Unlike traditional timers that require O(n) or O(log n) removal from a queue, Nalix uses a Lazy Removal strategy:

  • When a connection sends data, its "expected version" is incremented in a ConcurrentDictionary.
  • The old task remains in its original bucket.
  • When the RUN_LOOP eventually hits that bucket, it compares the task's version with the "live" version. If they don't match, the task is discarded and returned to the pool instantly.

2. Rounds Handling

If a requested timeout exceeds the total duration of one full wheel rotation (WheelSize * TickMs), the task is assigned a Rounds count.
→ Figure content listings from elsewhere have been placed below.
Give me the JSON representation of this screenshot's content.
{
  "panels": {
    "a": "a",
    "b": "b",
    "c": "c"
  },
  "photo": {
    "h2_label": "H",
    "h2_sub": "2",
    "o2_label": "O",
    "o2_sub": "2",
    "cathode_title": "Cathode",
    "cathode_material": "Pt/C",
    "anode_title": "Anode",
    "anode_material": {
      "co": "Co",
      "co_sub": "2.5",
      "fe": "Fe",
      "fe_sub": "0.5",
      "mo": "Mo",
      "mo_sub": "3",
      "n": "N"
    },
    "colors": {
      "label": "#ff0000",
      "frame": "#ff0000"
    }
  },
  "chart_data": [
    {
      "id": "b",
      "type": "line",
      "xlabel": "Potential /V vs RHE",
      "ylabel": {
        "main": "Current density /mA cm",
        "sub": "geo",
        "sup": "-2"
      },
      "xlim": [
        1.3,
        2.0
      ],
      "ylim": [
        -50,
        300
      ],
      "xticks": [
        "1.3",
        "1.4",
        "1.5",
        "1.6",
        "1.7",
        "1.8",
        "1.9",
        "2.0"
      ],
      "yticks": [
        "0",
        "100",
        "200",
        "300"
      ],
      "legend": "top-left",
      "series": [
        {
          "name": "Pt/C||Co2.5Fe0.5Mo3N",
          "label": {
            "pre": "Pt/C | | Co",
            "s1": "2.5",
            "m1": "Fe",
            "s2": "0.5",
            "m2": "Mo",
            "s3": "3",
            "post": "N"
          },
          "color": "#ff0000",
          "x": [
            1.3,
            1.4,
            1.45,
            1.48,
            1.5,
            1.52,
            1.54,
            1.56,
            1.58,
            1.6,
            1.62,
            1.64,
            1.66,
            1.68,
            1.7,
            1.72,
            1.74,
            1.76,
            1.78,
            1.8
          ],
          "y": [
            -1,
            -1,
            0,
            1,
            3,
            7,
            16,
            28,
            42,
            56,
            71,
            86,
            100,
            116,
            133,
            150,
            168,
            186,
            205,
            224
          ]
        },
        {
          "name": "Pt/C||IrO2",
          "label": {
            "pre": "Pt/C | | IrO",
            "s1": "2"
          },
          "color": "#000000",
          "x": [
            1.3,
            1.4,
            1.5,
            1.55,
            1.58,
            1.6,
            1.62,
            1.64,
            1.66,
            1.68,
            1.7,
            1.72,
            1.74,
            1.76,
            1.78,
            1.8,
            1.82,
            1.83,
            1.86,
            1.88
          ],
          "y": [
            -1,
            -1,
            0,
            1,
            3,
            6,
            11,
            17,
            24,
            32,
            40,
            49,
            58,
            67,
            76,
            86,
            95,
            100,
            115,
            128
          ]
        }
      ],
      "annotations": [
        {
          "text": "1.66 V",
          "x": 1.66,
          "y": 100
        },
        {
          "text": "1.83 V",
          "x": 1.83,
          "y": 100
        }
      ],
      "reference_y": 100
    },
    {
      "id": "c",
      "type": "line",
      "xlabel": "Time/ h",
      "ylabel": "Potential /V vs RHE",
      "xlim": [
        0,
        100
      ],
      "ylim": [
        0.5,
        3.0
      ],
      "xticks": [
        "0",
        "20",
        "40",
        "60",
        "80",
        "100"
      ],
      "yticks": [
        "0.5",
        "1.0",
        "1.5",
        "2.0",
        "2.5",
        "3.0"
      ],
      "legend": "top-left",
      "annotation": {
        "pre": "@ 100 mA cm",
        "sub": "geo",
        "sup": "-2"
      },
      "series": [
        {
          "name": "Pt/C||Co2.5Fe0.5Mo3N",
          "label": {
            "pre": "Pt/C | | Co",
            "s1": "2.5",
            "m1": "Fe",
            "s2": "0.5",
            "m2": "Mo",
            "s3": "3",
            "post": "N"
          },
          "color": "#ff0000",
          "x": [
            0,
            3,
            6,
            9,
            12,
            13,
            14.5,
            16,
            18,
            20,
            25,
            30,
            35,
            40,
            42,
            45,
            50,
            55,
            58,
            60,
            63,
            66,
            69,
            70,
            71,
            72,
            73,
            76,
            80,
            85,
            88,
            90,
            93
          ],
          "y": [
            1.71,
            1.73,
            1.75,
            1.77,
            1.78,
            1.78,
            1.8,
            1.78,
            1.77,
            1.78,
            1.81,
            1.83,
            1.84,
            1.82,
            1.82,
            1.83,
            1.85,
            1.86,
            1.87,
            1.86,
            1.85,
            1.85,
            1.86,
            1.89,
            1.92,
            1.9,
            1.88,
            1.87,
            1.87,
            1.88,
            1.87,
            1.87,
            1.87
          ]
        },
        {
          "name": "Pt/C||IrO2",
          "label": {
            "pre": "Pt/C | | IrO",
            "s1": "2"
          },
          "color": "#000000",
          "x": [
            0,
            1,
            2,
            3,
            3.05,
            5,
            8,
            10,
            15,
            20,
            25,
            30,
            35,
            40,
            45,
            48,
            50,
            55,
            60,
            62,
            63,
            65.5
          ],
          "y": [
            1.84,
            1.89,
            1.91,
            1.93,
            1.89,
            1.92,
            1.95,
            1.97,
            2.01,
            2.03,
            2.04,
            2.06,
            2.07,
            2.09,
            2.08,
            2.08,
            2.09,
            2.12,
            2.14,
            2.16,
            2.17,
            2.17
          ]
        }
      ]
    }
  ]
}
  • The task sits in the calculated bucket.
  • Each time the pointer passes that bucket, Rounds is decremented.
  • The task only fires (or checks for idle state) when Rounds == 0.

3. Catch-up Logic

Total system load can sometimes delay the background loop. TimingWheel uses PeriodicTimer combined with high-precision monotonic timestamps (Clock.MonoTicksNow) to detect slipped ticks and "catch up" by processing missed buckets in a tight loop, ensuring no timeouts are permanently delayed.

Public APIs

  • Activate(): Starts the background worker.
  • Deactivate(): Stops the worker and drains all remaining tasks back to the pool.
  • Register(IConnection): Enrolls a connection into the timing cycle.
  • Unregister(IConnection): Markedly removes a connection from monitoring (lazy).

Configuration

The behavior of the wheel is controlled via TimingWheelOptions:

Option Description Typical Value
TickDuration Frequency of wheel ticks in milliseconds (precision). 1000 ms
BucketCount Total number of buckets in the wheel. 512-4096
IdleTimeoutMs The threshold for closing idle connections. 60,000 ms
WheelDrainTimeoutMs Maximum time to wait for the wheel to drain gracefully during shutdown. 5000 ms

Best Practices

  • Avoid Blocking: The TimingWheel loop is a shared resource. If you implement custom cleanup logic, ensure any I/O is truly asynchronous.
  • Fine-Tuning: For servers with very short timeouts (e.g., fast handshake timeouts), reduce TickDuration. For long-lived idle sessions, increase BucketCount to reduce bucket density.
  • Automatic Cleanup: TimingWheel automatically unregisters connections when they close, so manual Unregister is usually only needed for specialized state transitions.